La coordination entre la commune, le SMGEAG et les équipes techniques est également centrale. À Capesterre-Belle-Eau, le maire affirme que cette coordination a déjà été recherchée à plusieurs reprises. Les habitants attendent désormais un résultat concret de ces relances.
- Identifier les secteurs les plus fragiles, notamment les personnes malades, isolées ou dépendantes, comme Jean David au quartier des Sources.
- Donner une information régulière sur l’état de l’alimentation en eau potable, même lorsqu’aucune réparation immédiate n’est possible.
- Préciser les solutions temporaires disponibles pour les foyers affectés, afin que chacun puisse organiser l’hygiène, les repas et les besoins sanitaires.
- Expliquer les travaux ou manœuvres nécessaires lorsque des équipements, des réseaux ou des réservoirs sont concernés.
- Présenter une solution pérenne, car une reprise ponctuelle du service ne répond pas à des coupures qui reviennent depuis plusieurs semaines.
Pour les habitants qui utilisent une eau issue d’une source ou d’une rivière pour les tâches ménagères, la distinction doit rester claire. Une eau collectée dans l’environnement ne doit pas être assimilée automatiquement à de l’eau potable.
Cette gestion quotidienne ne peut rester durablement à la charge des familles. La question de fond est celle de la fiabilité du réseau public et de la capacité des institutions à en assurer la continuité.
Une crise locale sur fond de réorganisation du service de l’eau
Les difficultés de Capesterre-Belle-Eau et de Sainte-Anne s’inscrivent dans un contexte plus large de réorganisation du service public de l’eau en Guadeloupe. Le SMGEAG est notamment appelé à réduire sa masse salariale afin de retrouver un équilibre financier.
Le principe d’un transfert de 80 à 100 agents du SMGEAG vers les collectivités locales a été adopté à l’unanimité lors du Congrès de l’eau, le 24 juin. Cette perspective suscite toutefois la contestation des organisations syndicales, qui dénoncent une méthode jugée brutale.
Le syndicat a aussi retenu Jean-Mallory Rousseau pour devenir directeur général de la future Régie Archipel’Eau. Sa nomination doit encore être validée par le conseil d’administration.
Cette désignation constitue une étape dans la réorganisation annoncée. Pour les usagers confrontés aux coupures, elle ne prendra toutefois son sens que si elle s’accompagne d’améliorations perceptibles dans les communes.

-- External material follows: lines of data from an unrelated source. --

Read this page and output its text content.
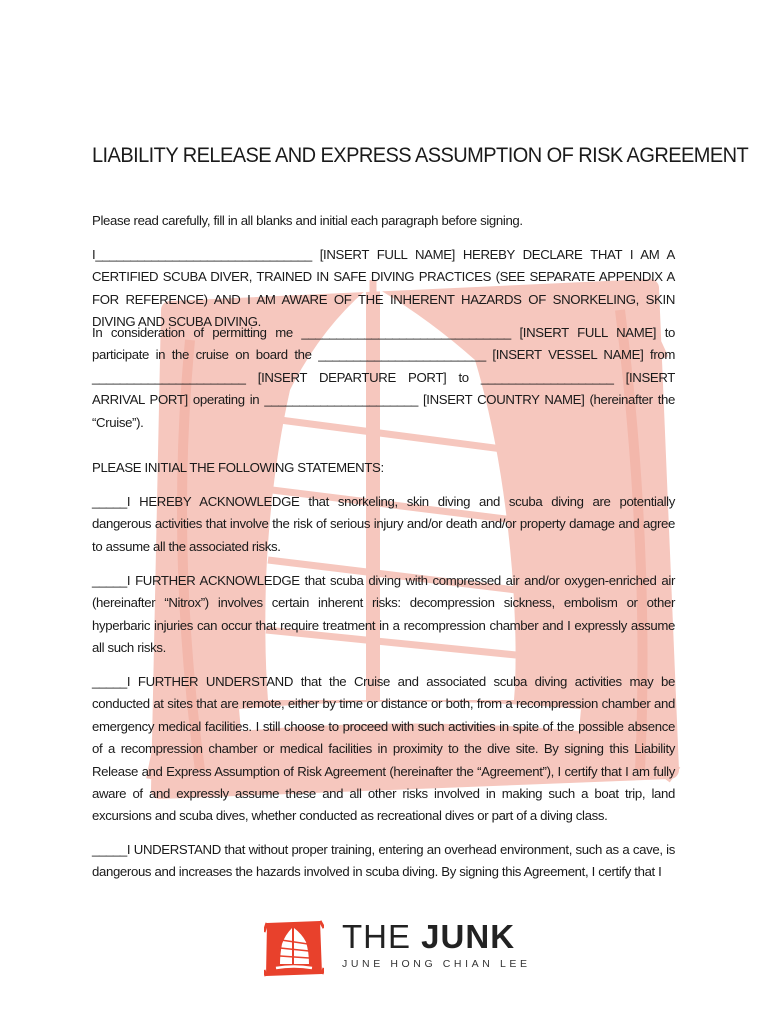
LIABILITY RELEASE AND EXPRESS ASSUMPTION OF RISK AGREEMENT

Please read carefully, fill in all blanks and initial each paragraph before signing.

I_______________________________ [INSERT FULL NAME] HEREBY DECLARE THAT I AM A CERTIFIED SCUBA DIVER, TRAINED IN SAFE DIVING PRACTICES (SEE SEPARATE APPENDIX A FOR REFERENCE) AND I AM AWARE OF THE INHERENT HAZARDS OF SNORKELING, SKIN DIVING AND SCUBA DIVING.

In consideration of permitting me ______________________________ [INSERT FULL NAME] to participate in the cruise on board the ________________________ [INSERT VESSEL NAME] from ______________________ [INSERT DEPARTURE PORT] to ___________________ [INSERT ARRIVAL PORT] operating in ______________________ [INSERT COUNTRY NAME] (hereinafter the “Cruise”).

PLEASE INITIAL THE FOLLOWING STATEMENTS:

_____I HEREBY ACKNOWLEDGE that snorkeling, skin diving and scuba diving are potentially dangerous activities that involve the risk of serious injury and/or death and/or property damage and agree to assume all the associated risks.

_____I FURTHER ACKNOWLEDGE that scuba diving with compressed air and/or oxygen-enriched air (hereinafter “Nitrox”) involves certain inherent risks: decompression sickness, embolism or other hyperbaric injuries can occur that require treatment in a recompression chamber and I expressly assume all such risks.

_____I FURTHER UNDERSTAND that the Cruise and associated scuba diving activities may be conducted at sites that are remote, either by time or distance or both, from a recompression chamber and emergency medical facilities. I still choose to proceed with such activities in spite of the possible absence of a recompression chamber or medical facilities in proximity to the dive site. By signing this Liability Release and Express Assumption of Risk Agreement (hereinafter the “Agreement”), I certify that I am fully aware of and expressly assume these and all other risks involved in making such a boat trip, land excursions and scuba dives, whether conducted as recreational dives or part of a diving class.

_____I UNDERSTAND that without proper training, entering an overhead environment, such as a cave, is dangerous and increases the hazards involved in scuba diving. By signing this Agreement, I certify that I

THE JUNK
JUNE HONG CHIAN LEE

Le 20e Congrès des élus, consacré à l’eau à Basse-Terre le 24 juin, a adopté quatre résolutions destinées à accélérer le redressement du service public. L’absence de Michel Hotin, président de la Communauté d’agglomération de la Riviera du Levant, y a alimenté une polémique.
Des critiques ont souligné le mauvais signal envoyé par cette absence, alors que ce territoire figure parmi ceux qui sont fortement touchés par les interruptions. Les débats institutionnels restent donc étroitement liés à l’urgence vécue au robinet.
Ce que les habitants refusent désormais
La première erreur serait de considérer ces coupures comme un problème d’organisation domestique. Remplir des gourdes à une source, compter sur des proches ou repousser certaines tâches sont des solutions de survie, pas un service public normal.
La seconde serait de réduire la colère à une réaction ponctuelle. À Douville comme aux Sources, les témoignages évoquent des semaines sans eau et un problème installé depuis plusieurs années.
Enfin, l’existence d’un équipement comme le château d’eau de Deshauteurs ne suffit pas, à elle seule, à garantir l’alimentation d’un quartier. Les habitants demandent donc des explications compréhensibles sur le réseau et des interventions dont ils puissent constater les effets.
À Capesterre-Belle-Eau et à Sainte-Anne, le message est désormais sans ambiguïté : l’eau potable doit revenir durablement, avec des réponses techniques et des délais clairs. Pour les familles concernées, chaque journée supplémentaire sans eau transforme une crise publique en épreuve intime.